14 – The Wall

The Wall#

The scaling laws, popularized by an OpenAI paper, planted a simple idea in many minds: the more you scale your model (in parameters, data, or compute), the better its performance will be—and that this improvement can be roughly estimated in logarithmic terms. From this emerged a phrase repeated by CEOs and researchers: “intelligence is the logarithm of compute.”

Sometime in November 2024, headlines and interviews began circulating about the existence of a “wall” in AI—the idea that model capabilities had reached a limit. This is somewhat strange, because it’s not entirely clear what event triggered this discussion. Perhaps the prolonged absence of GPT-5 contributed, or the feeling—months after using O1—that it wasn’t as revolutionary as had been implied. Or maybe it was seeing a model stop jumping from 50 to 92 on a benchmark and instead inch from 92 to 96.

Either way, the debate opened up. Had AI (or more precisely, LLMs) hit a wall?
Soon, the discussion shifted to something more concrete: the possibility that scaling laws were no longer as favorable. Scaling a model 10× beyond the current state of the art is no longer simple—or “cheap”—and the marginal improvement may not justify the cost, especially if the market isn’t willing to pay more than $100 per million tokens.

To be fair, since the term “wall” first appeared, there have been advances in absolutely every area of AI. Today, the word is no longer commonly used to claim that “progress has stopped,” but rather to describe the diminishing returns of traditional scaling under current compute and energy constraints.

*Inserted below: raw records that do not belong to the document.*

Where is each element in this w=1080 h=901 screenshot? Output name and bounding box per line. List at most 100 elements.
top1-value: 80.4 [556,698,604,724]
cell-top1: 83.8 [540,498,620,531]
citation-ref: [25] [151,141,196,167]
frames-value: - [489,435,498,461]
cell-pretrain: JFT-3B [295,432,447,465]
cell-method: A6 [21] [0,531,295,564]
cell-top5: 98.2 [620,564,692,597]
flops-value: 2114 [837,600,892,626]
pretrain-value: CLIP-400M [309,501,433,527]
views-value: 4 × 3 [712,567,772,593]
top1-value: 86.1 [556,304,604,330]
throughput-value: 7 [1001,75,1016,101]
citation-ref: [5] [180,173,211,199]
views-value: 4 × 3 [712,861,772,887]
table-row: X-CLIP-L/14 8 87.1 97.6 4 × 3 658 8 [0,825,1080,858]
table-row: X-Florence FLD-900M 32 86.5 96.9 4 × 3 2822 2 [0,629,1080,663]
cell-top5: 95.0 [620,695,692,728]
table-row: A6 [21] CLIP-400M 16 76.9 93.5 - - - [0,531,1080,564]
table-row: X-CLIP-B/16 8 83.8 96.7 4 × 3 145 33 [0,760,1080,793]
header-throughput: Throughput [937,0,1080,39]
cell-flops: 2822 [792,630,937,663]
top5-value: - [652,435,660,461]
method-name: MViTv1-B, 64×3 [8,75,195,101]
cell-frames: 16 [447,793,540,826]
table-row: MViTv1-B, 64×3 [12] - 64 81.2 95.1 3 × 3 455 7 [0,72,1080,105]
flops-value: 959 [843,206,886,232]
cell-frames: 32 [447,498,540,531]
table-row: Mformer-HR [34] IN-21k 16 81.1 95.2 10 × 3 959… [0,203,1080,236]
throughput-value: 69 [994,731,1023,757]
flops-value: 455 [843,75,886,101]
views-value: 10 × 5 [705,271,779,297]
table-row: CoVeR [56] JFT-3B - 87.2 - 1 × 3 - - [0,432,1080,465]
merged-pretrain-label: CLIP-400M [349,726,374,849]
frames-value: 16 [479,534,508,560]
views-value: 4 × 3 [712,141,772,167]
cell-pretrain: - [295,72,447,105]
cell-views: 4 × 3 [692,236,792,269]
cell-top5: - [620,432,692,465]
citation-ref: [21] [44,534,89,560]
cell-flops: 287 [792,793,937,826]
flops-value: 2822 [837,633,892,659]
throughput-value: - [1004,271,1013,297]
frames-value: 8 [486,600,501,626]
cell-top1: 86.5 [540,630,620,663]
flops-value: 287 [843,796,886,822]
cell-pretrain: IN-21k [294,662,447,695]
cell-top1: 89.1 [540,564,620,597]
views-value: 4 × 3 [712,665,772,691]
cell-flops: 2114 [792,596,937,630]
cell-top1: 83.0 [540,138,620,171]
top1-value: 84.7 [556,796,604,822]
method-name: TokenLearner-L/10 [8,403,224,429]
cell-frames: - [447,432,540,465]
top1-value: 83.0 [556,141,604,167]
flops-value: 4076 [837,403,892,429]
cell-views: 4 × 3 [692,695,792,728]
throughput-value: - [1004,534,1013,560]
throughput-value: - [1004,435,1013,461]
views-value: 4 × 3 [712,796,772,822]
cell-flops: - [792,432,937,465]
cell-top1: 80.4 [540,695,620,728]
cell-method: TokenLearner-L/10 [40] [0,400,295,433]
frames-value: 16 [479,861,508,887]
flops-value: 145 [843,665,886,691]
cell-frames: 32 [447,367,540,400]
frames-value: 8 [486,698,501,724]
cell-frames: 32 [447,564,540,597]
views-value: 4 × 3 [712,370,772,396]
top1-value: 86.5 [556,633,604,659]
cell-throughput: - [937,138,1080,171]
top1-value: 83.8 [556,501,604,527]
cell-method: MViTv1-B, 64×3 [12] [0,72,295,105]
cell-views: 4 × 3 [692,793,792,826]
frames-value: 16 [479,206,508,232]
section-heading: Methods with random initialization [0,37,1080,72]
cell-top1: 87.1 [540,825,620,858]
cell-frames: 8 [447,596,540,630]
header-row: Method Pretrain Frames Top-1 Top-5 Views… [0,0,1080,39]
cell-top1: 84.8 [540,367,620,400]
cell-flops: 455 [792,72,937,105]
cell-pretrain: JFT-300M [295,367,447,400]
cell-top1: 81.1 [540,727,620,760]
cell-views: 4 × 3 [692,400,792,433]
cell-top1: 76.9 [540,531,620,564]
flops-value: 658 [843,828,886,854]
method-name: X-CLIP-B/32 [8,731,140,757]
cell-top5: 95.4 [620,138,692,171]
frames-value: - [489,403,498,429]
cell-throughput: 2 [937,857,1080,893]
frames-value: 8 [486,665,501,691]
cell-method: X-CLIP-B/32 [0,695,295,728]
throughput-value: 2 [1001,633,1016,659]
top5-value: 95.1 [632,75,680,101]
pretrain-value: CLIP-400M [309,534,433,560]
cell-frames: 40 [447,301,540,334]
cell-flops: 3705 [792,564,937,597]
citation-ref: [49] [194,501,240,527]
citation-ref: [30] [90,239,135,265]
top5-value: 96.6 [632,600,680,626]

This was exemplified in March 2025 with the release of GPT-4.5, known internally at OpenAI as Orion. According to rumors, it was supposed to be GPT-5 due to the scale jump—but its performance wasn’t surprising enough, and its cost was too high. It ended up being renamed GPT-4.5 and was deprecated a few months later. It wasn’t a bad model—in fact, it was excellent at writing and likely served as a base for distilling smaller versions. But its slowness, and the fact that it wasn’t a reasoning model, pushed it aside.

With this, the unwritten rule was broken: that a numerical jump in the GPT series represented a clear leap in scale and capability. And with the parallel existence of the O saga (reasoning models), it was no longer clear what GPT-5 would mean when it arrived—or how it would fit alongside the other model lines. OpenAI then pointed toward a new concept: unified intelligence. A single model that would integrate everything—Deep Research, the image model, the audio model, the reasoner, the agents, and the “normal” GPT—all into one intelligence.

The release of GPT-5 in August 2025 was heavily hyped by OpenAI employees. And it ended up being a disappointment. They promised something mind-blowing and delivered a model that was “a bit better.” Yes, it was number one at the time—but without a dominant lead. To make matters worse, the router between the thinking and non-thinking versions failed during the first few days.

Criticism multiplied. Conversations about “the wall” resurfaced and continue to reappear whenever a launch promises too much and delivers too little.

As for the unified intelligence plan, that didn’t fully work either. Pressure from ChatGPT users forced OpenAI to keep a selector between thinking and non-thinking modes and to bring back the deprecated GPT-4o. Full unification will have to wait.